June has really warmed up to her little brother and desperately wanted him to sleep in her crib last night. She went through a couple weeks of really bad sleeping during our transition, but is thankfully back on track now.

On Sunday I got a surprise visit from my oldest friend, Sarah P. (In elementary school she was Sarah P and I was Sarah Z, although now we are both Sarah W). We had a great time catching up and getting to know each other again. She lives in Beijing with her husband and 4 kids - so exotic. She reminded me exactly of an adult version of her as a child. Not sure what that means, but her voice and look and mannerisms were just so familiar.


Yesterday in the mail I got (I mean Huck got) this amazing present from Aunt Annee - two beautiful handmade blankets. I am in awe at the handiwork and aesthetic and generosity of time and talent. Almost makes me wish I had a nursery to set up and decorate where such a beautiful quilt could hang on display on the wall. And the yellow one with Huck spelled out in flames is the perfect way to assuage any lingering angst about his name. Thank you thank you thank you.

4 comments:

Ie Li said...

Those quilts are beautiful. I'm so glad you've had help. Do you know when you'll bless him?

Bethany said...

He's a beautiful baby with a great name!

I hate that question, too. I once read in a book somewhere that it's good for kids to feel bored and that our society (we parents are included in that, too) has overstimulated our kids to the point of hurting them.

Now, whenever my kids complain about being bored I have them wipe down a bathroom, toilet included. That has at least curtailed the demanding (sometimes very whiny) questions.

Oh, and by-the-way, you do so many amazing, high energy things with your kids that I'd feel the same way about school being a welcome break. Enjoy!

Annee said...

I'm so glad you like the blankets. Of course it was my pleasure making them for little Huck. I wish I could be there. I'm going to miss his whole babyhood, and that's making me feel really sad.
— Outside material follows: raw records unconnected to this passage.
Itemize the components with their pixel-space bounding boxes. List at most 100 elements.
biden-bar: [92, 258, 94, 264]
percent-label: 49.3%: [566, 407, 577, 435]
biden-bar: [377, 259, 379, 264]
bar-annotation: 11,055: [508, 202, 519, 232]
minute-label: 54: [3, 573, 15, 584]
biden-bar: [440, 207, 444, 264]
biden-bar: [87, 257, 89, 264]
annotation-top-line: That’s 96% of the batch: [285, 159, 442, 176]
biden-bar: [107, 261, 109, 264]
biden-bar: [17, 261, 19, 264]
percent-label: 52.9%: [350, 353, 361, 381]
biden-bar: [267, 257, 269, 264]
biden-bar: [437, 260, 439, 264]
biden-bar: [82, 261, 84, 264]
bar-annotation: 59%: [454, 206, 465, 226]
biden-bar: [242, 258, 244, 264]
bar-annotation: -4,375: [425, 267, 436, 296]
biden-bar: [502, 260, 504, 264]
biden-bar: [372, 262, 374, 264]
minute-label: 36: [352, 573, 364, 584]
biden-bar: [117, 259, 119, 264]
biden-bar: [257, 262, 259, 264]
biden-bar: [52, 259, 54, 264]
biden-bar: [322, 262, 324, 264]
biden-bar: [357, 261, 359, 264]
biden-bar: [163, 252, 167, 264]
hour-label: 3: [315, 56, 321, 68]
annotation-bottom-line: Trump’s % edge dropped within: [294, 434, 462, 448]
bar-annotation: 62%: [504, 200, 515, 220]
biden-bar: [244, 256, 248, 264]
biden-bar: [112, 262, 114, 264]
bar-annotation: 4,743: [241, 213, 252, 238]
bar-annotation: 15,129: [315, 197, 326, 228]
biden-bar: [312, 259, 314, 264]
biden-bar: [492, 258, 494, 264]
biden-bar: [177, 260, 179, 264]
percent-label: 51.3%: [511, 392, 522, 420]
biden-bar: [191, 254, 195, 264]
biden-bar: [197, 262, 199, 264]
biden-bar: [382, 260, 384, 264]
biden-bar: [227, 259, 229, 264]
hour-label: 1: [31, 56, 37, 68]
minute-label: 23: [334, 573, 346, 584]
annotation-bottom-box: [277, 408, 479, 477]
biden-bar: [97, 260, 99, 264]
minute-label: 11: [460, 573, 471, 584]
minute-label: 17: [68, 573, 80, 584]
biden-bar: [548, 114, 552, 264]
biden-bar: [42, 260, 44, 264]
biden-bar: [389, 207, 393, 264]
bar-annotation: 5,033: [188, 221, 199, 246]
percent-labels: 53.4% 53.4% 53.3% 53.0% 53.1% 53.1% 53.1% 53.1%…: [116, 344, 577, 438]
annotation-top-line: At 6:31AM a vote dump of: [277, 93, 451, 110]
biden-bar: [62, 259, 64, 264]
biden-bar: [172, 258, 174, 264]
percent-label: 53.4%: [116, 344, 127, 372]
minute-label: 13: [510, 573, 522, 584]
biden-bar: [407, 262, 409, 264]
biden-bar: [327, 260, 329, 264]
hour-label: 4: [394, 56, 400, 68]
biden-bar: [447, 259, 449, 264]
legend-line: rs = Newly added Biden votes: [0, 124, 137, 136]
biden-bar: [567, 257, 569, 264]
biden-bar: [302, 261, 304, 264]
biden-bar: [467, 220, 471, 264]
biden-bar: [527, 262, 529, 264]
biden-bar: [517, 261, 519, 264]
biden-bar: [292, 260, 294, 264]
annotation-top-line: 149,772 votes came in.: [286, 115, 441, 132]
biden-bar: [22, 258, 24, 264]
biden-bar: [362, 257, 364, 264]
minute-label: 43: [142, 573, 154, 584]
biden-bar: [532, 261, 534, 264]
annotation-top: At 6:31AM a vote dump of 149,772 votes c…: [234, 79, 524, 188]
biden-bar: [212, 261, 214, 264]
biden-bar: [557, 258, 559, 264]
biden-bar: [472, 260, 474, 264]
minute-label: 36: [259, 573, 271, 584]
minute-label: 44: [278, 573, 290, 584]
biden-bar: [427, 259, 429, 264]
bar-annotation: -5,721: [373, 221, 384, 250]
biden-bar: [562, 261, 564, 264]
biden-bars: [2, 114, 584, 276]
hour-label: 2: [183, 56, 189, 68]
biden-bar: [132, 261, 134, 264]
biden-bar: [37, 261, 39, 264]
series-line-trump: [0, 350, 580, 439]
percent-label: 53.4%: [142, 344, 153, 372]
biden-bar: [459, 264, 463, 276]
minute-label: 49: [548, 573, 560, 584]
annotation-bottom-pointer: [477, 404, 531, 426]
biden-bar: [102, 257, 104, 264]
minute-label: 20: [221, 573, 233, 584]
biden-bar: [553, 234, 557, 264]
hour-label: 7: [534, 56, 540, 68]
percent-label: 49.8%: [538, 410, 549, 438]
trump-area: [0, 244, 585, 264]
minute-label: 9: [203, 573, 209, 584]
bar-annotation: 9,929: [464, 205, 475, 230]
I think the title of my next introspective piece is going to be:

Guilt, What Are You Good For?

I think the answer is nothing. You're doing a great job. Summer is long and boring, and all kids waste too much time doing nothing. If we were super heroes of course, they wouldn't waste a moment. They'd be all busy in worthy causes.

I'm over it. You should be too.

Julie said...

So cute and sweet! I am so happy you are adjusting and getting back into the swing of things...We should get together soon!!! LOVE the blankets Annee made...so thoughtful!!